Strange Behavior for std::string When Used With +ltoa

I am seeing some strange behavior with HP-UX 11.11 and aCC A.3.xx
compilers.  Here is the test code:

 

#include <stdlib.h>

#include <string>

#include <iostream>

 

using std::cout;

using std::endl;

using std::flush;

 

int main()

{

            long lng1 = 1000;

            long lng2 = 2000;

            

            cout << "lng1 is " << lng1 << endl;

            cout << "lng2 is " << lng2 << endl;

//          cout << "lng2 is " << ltoa(lng2) << endl;   

 

            std::string s = std::string("lng1 = ")+ltoa(lng1)+", lng2 =
"+ltoa(lng2);

            cout<<s<<endl<<endl<<flush;

 

            return 0;

}

 

 

This is the output:

lng1 is 1000

lng2 is 2000

lng1 = 1000, lng2 = 1000

Notice that the lng2 value is 1000 instead of 2000 when used with +ltoa.

 

Now, uncomment the line 

cout << "lng2 is " << ltoa(lng2) << endl;

 

This is the output:

lng1 is 1000

lng2 is 2000

lng2 is 2000

lng1 = 1000, lng2 = 2000

Notice that the lng2 value is now displayed as 2000 when used with
+ltoa.

 

Is this a problem with the + operator in std::string?  The ltoa seems to
work okay by itself.  Why does adding the line cout << "lng2 is " <<
ltoa(lng2) << endl; make the +ltoa display the correct value?

 

Craig Chariton

Re: Strange Behavior for std::string When Used With +ltoa

Posted by Martin Sebor <se...@roguewave.com>.

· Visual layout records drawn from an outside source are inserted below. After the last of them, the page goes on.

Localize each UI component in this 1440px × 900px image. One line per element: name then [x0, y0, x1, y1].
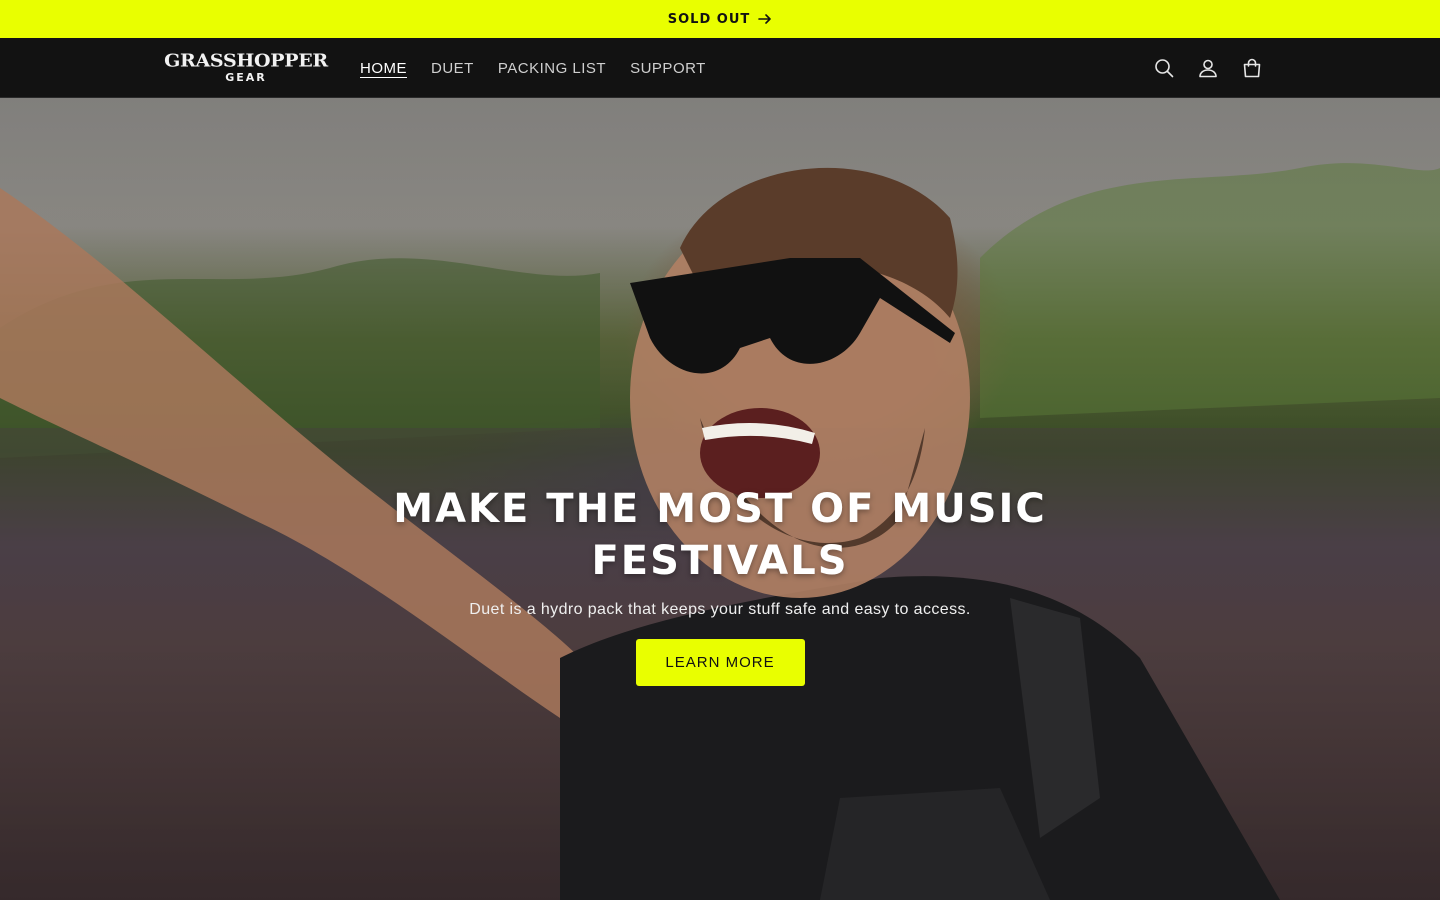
- brand-logo[interactable]: GRASSHOPPER GEAR: [164, 52, 328, 86]
- learn-more-button[interactable]: LEARN MORE: [635, 639, 805, 686]
- hero-title-line-1: MAKE THE MOST OF MUSIC: [393, 486, 1047, 532]
- hero-subtitle: Duet is a hydro pack that keeps your stu…: [469, 601, 971, 618]
- nav-item-duet[interactable]: DUET: [419, 60, 486, 77]
- main-nav: HOME DUET PACKING LIST SUPPORT: [348, 38, 718, 98]
- arrow-right-icon: [758, 14, 772, 24]
- nav-item-support[interactable]: SUPPORT: [618, 60, 718, 77]
- site-header: GRASSHOPPER GEAR HOME DUET PACKING LIST …: [0, 38, 1440, 98]
- logo-wordmark: GRASSHOPPER: [164, 50, 328, 72]
- nav-item-home[interactable]: HOME: [348, 60, 419, 77]
- hero-content: MAKE THE MOST OF MUSIC FESTIVALS Duet is…: [320, 483, 1120, 686]
- header-icons: [1142, 46, 1274, 90]
- cart-icon: [1243, 58, 1261, 78]
- hero-title-line-2: FESTIVALS: [591, 538, 849, 584]
- cart-button[interactable]: [1230, 46, 1274, 90]
- search-button[interactable]: [1142, 46, 1186, 90]
- logo-subline: GEAR: [225, 71, 267, 84]
- hero-banner: MAKE THE MOST OF MUSIC FESTIVALS Duet is…: [0, 98, 1440, 900]
- announcement-bar[interactable]: SOLD OUT: [0, 0, 1440, 38]
- account-button[interactable]: [1186, 46, 1230, 90]
- announcement-text: SOLD OUT: [667, 11, 751, 27]
- account-icon: [1199, 59, 1217, 78]
- hero-title: MAKE THE MOST OF MUSIC FESTIVALS: [393, 483, 1046, 587]
- search-icon: [1155, 59, 1174, 78]
- nav-item-packing-list[interactable]: PACKING LIST: [486, 60, 618, 77]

Craig Chariton (Cont.) wrote:
> I am seeing some strange behavior with HP-UX 11.11 and aCC A.3.xx
> compilers.  Here is the test code:
> 
[...]
> Is this a problem with the + operator in std::string?  The ltoa seems to
> work okay by itself.  Why does adding the line cout << "lng2 is " <<
> ltoa(lng2) << endl; make the +ltoa display the correct value?

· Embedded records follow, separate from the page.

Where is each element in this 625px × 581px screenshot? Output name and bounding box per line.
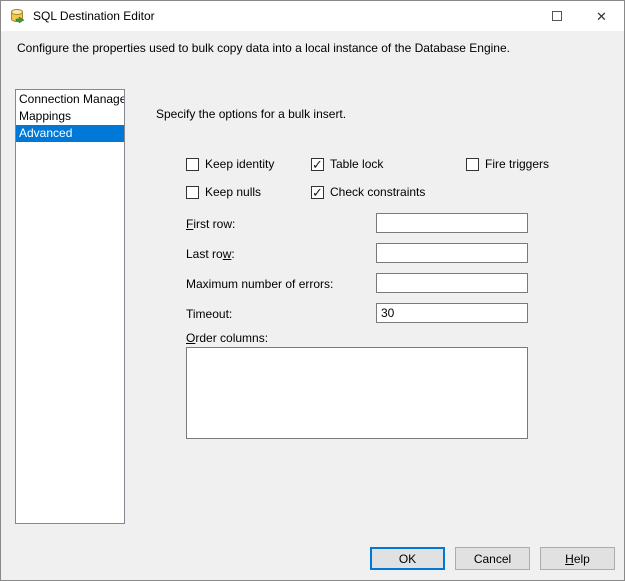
window-title: SQL Destination Editor <box>33 9 155 23</box>
help-button[interactable]: Help <box>540 547 615 570</box>
first-row-label: First row: <box>186 217 236 231</box>
checkbox-check-constraints[interactable]: Check constraints <box>311 185 426 201</box>
maximize-icon <box>551 11 562 21</box>
first-row-input[interactable] <box>376 213 528 233</box>
sidebar-item-connection-manager[interactable]: Connection Manager <box>16 91 124 108</box>
table-lock-label: Table lock <box>330 157 384 171</box>
keep-nulls-label: Keep nulls <box>205 185 262 199</box>
cancel-button[interactable]: Cancel <box>455 547 530 570</box>
last-row-label: Last row: <box>186 247 235 261</box>
page-list: Connection Manager Mappings Advanced <box>15 89 125 524</box>
timeout-label: Timeout: <box>186 307 233 321</box>
keep-identity-checkbox[interactable] <box>186 157 199 171</box>
fire-triggers-label: Fire triggers <box>485 157 550 171</box>
title-bar: SQL Destination Editor ✕ <box>1 1 624 31</box>
keep-nulls-checkbox[interactable] <box>186 185 199 199</box>
checkbox-keep-nulls[interactable]: Keep nulls <box>186 185 261 199</box>
order-columns-textarea[interactable] <box>186 347 528 439</box>
checkbox-fire-triggers[interactable]: Fire triggers <box>466 157 549 171</box>
sql-destination-editor-dialog: SQL Destination Editor ✕ Configure the p… <box>0 0 625 581</box>
checkbox-keep-identity[interactable]: Keep identity <box>186 157 274 171</box>
maximize-button[interactable] <box>534 1 579 31</box>
bulk-insert-instruction: Specify the options for a bulk insert. <box>156 107 347 121</box>
close-icon: ✕ <box>596 8 607 24</box>
sidebar-item-mappings[interactable]: Mappings <box>16 108 124 125</box>
sidebar-item-advanced[interactable]: Advanced <box>16 125 124 142</box>
check-constraints-checkbox[interactable] <box>311 185 324 201</box>
ok-button[interactable]: OK <box>370 547 445 570</box>
fire-triggers-checkbox[interactable] <box>466 157 479 171</box>
timeout-input[interactable] <box>376 303 528 323</box>
keep-identity-label: Keep identity <box>205 157 275 171</box>
database-icon <box>11 9 25 24</box>
order-columns-label: Order columns: <box>186 331 269 345</box>
checkbox-table-lock[interactable]: Table lock <box>311 157 384 173</box>
check-constraints-label: Check constraints <box>330 185 426 199</box>
max-errors-input[interactable] <box>376 273 528 293</box>
max-errors-label: Maximum number of errors: <box>186 277 334 291</box>
last-row-input[interactable] <box>376 243 528 263</box>
window-controls: ✕ <box>534 1 624 31</box>
table-lock-checkbox[interactable] <box>311 157 324 173</box>
close-button[interactable]: ✕ <box>579 1 624 31</box>
dialog-description: Configure the properties used to bulk co… <box>17 41 510 55</box>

ltoa() returns a pointer to an internal buffer which it overwrites
each time it's called.

 From the HP-UX ltostr(3C) man page:

   WARNINGS

   The return values for ltostr(), ultostr(), ltoa() and ultoa() point
   to data whose content is overwritten by subsequent calls to these
   functions by the same thread.

http://docs.hp.com/en/B2355-90694/ltostr.3C.html

Saving a copy of the string it points to before calling it again
would be one (inefficient) way of dealing with it:

     std::string s =
           std::string("lng1 = ")+std::string (ltoa(lng1))
         +", lng2 ="+std::string (ltoa(lng2));

A better way would be to use ostringstream to format the numbers:

#include <sstream>
#include <iostream>

int main ()
{
     const long lng1 = 1000;
     const long lng2 = 2000;

     std::cout << "lng1 is " << lng1 << '\n'
               << "lng2 is " << lng2 << '\n';

     std::ostringstream strm;
     strm << "lng1 = " << lng1 << ", lng2 = " << lng2;

     std::cout << strm.str () << '\n';
}

Martin